Maybe I should start by asking: What is it that you really want? What is it that you really desire? What does your heart earnestly yearn for? Do you even know?
This week's "thought" addresses that issue: What your heart truly yearns for. The answer I offer today comes to you from David Downing, co-director of the Marion E. Wade Center at Wheaton College in Wheaton, Illinois. It is taken from an Advent Devotional book called, "The Grand Miracle." Enjoy.
"I
Am the Bread of Life."
John
6:35
"It
is not what God can give us, but God that we want," said George
MacDonald. He was a seasoned old soul, and what was true for him may have
been more of an ideal for other pilgrims on the journey. The rest of us may
feel more inclined to pray: "Father, forgive us, for we do not know what
we want." We seek a gilded afterlife when we could have
Eternal Life. We seek breadcrumbs of earthly pleasure when we could have
a heavenly banquet. We avoid pain when we could embrace joy.
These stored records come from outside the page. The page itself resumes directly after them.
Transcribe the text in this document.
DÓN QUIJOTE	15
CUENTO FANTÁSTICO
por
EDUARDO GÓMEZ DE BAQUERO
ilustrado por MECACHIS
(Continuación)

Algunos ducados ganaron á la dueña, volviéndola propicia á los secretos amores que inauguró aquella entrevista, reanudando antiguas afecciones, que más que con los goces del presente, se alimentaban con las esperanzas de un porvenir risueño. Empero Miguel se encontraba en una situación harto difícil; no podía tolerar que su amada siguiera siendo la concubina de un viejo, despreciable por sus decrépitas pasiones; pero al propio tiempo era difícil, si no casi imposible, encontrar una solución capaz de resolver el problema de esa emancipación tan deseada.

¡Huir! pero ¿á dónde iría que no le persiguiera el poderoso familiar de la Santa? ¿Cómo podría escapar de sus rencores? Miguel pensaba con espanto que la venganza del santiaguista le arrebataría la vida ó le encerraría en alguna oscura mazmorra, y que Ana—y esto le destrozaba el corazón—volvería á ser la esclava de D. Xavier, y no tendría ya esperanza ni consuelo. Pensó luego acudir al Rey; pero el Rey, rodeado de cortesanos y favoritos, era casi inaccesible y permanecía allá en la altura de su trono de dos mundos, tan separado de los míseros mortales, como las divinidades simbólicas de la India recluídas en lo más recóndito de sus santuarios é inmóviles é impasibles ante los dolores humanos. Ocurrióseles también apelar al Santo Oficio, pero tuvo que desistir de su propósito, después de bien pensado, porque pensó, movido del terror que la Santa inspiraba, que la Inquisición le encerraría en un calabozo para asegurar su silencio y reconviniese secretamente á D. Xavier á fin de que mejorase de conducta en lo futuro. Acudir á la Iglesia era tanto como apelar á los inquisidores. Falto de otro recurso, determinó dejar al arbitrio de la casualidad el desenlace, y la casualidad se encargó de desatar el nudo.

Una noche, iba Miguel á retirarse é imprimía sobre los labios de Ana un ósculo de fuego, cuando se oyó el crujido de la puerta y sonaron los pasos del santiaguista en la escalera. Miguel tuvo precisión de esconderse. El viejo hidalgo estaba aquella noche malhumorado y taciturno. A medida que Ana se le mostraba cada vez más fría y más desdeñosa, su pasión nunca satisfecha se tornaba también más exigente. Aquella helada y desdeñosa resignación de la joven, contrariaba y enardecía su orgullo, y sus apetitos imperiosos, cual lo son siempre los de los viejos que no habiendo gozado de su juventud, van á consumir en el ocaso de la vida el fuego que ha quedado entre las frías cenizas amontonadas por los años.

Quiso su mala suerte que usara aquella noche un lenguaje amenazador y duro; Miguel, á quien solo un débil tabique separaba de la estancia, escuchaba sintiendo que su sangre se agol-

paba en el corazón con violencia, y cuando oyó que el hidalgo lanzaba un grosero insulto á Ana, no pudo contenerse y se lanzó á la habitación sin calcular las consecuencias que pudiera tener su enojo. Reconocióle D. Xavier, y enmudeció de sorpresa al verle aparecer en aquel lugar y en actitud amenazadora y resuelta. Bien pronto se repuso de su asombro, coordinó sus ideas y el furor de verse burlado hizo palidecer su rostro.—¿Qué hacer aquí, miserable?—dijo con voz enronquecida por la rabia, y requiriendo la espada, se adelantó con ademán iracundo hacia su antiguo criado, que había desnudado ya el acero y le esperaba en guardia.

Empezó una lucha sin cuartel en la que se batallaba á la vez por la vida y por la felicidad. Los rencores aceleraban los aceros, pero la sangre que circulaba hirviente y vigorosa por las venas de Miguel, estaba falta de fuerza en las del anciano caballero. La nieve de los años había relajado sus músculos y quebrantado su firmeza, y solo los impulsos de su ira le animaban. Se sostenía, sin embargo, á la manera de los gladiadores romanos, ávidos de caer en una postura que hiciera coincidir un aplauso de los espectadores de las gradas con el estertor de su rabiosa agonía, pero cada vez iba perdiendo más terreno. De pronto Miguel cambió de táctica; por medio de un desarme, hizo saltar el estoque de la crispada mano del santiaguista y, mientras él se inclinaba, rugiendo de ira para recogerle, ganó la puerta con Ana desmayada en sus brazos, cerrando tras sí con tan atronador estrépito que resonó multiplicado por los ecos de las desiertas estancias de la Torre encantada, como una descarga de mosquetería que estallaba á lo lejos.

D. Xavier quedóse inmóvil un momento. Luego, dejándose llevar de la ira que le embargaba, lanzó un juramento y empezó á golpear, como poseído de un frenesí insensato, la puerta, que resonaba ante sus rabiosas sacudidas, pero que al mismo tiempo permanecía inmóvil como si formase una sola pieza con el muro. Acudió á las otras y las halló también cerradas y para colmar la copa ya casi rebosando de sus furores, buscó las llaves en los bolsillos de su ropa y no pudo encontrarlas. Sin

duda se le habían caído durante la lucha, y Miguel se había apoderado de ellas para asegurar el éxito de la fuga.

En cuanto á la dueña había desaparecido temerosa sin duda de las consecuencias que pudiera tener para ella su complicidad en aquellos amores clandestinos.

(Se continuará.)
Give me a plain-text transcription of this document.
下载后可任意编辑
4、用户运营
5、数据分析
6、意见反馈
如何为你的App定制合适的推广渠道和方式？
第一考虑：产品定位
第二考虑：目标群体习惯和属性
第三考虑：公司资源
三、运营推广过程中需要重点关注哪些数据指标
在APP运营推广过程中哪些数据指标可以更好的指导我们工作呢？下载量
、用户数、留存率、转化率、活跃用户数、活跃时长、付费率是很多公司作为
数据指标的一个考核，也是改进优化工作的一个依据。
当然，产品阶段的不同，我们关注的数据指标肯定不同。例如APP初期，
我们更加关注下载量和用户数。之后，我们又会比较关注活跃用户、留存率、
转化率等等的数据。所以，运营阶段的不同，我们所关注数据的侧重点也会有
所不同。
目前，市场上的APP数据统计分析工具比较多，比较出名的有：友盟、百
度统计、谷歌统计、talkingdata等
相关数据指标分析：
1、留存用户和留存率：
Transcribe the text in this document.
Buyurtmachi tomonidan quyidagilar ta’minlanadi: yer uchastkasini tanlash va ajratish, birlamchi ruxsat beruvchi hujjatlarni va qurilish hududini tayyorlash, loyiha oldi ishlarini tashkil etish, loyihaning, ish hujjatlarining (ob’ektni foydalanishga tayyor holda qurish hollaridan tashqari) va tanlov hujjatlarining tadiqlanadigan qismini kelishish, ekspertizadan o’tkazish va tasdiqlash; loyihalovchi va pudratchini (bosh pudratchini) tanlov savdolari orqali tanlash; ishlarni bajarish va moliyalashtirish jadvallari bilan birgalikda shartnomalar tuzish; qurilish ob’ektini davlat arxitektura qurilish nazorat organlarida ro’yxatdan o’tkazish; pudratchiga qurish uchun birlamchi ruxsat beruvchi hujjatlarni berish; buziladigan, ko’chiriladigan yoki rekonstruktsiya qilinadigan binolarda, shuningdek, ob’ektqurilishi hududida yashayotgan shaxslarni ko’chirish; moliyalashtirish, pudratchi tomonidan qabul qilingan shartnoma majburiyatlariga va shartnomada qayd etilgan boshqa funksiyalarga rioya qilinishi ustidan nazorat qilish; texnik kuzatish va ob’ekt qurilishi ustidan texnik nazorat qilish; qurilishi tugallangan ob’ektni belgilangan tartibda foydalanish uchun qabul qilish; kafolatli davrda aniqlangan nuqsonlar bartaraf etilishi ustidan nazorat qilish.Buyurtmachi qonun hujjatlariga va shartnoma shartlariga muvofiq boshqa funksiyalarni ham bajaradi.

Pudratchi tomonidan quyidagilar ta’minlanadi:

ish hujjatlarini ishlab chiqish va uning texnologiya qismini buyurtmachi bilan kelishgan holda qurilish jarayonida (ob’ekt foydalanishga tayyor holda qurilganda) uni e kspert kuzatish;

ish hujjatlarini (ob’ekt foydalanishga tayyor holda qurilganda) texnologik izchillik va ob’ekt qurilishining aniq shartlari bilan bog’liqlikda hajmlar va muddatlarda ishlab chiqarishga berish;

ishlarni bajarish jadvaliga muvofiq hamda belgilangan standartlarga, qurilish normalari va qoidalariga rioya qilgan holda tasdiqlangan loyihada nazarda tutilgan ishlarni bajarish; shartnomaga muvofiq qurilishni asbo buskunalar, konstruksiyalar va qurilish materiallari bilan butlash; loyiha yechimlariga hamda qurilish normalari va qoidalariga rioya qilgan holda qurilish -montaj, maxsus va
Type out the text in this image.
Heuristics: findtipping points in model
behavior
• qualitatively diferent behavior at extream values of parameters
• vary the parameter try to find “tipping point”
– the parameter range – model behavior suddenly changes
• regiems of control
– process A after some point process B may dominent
We
plead for words that will give us comfort and light, but our own darkness does
not comprehend the Word.
Help
us, Lord. We ask for a road-map to heaven when the Way, the Truth and the
Life stands right before us. We want the crown without the cross, and we
fix our gaze on the crown more than the King. We look to Glory, but
others do not see the glory when they look at us. We do not ask too much
in prayer, but too little. We follow the One who multiplied the loaves
and do not see the Bread of Life. We want to quench the thirst of the
moment, but do not ask for Living Water, the cup of heaven.
The
Everlasting took human form so that we might lift our eyes from the
gifts to the Giver. He emptied Himself so that from His fullness we might
receive grace upon grace. The baby lay in a feeding trough so we might not be
forever hungry. The child spoke in His Father's house, so we might put away
childish things. The man told us that we must die to live, that sorrow would
turn to joy, that those who seek will find. He rose that we might rise.
He came to be with us for a time, so that we might be with Him forever.
Lord, teach us to know what we want, to want what you want, and most of all, to
want you. Amen."
So
many today do not realize that their pursuit of joy, happiness, pleasure,
contentment and peace in their souls' is really an inner craving after
God. "God
has placed eternity in our hearts," says Solomon, in
Ecclesiastes 3:11. And that "eternity" which
God has placed within us has left a hole in our soul that can only be filled,
as Pascal put it, "by
an infinite and immutable object, that is, by God Himself."
Yes,
most people fail to see that their clamoring after all those things
-- even sinful things -- is really a pursuit of God and what
He alone can supply when He enters our being, by His Spirit, in the grace of
regeneration. To quote Pascal at greater length, "There was once
a true happiness in man, of which there now remains only an empty trace, which
he vainly tries to fill with things from his environment. Yet all these efforts
are inadequate, because the infinite abyss in the human soul can only be filled
by an infinite and immutable object, that is, by God Himself."
Maybe
our prayer should be: Lord
Jesus, forgive us for chasing after things that can never truly satisfy when
you have told us time and again in your Word that we can find true and lasting
satisfaction only in You; in having You. So often we clamor after
everything but you, even venturing into the pursuit of sinful and
forbidden things, before we finally come -- broken, empty and damaged --
to see the error of our ways. Convince us, we pray, that our inner hunger can
only be satisfied as we feed on You the Bread of Heaven, and our
inner thirst can only be quenched as we drink deeply of You the Living Water --
the only water a person can partake of and thirst no more. Lord, as
Mr. Downing has correctly prayed, "teach us to know what we want, to want
what you want, and most of all, to want you." Amen.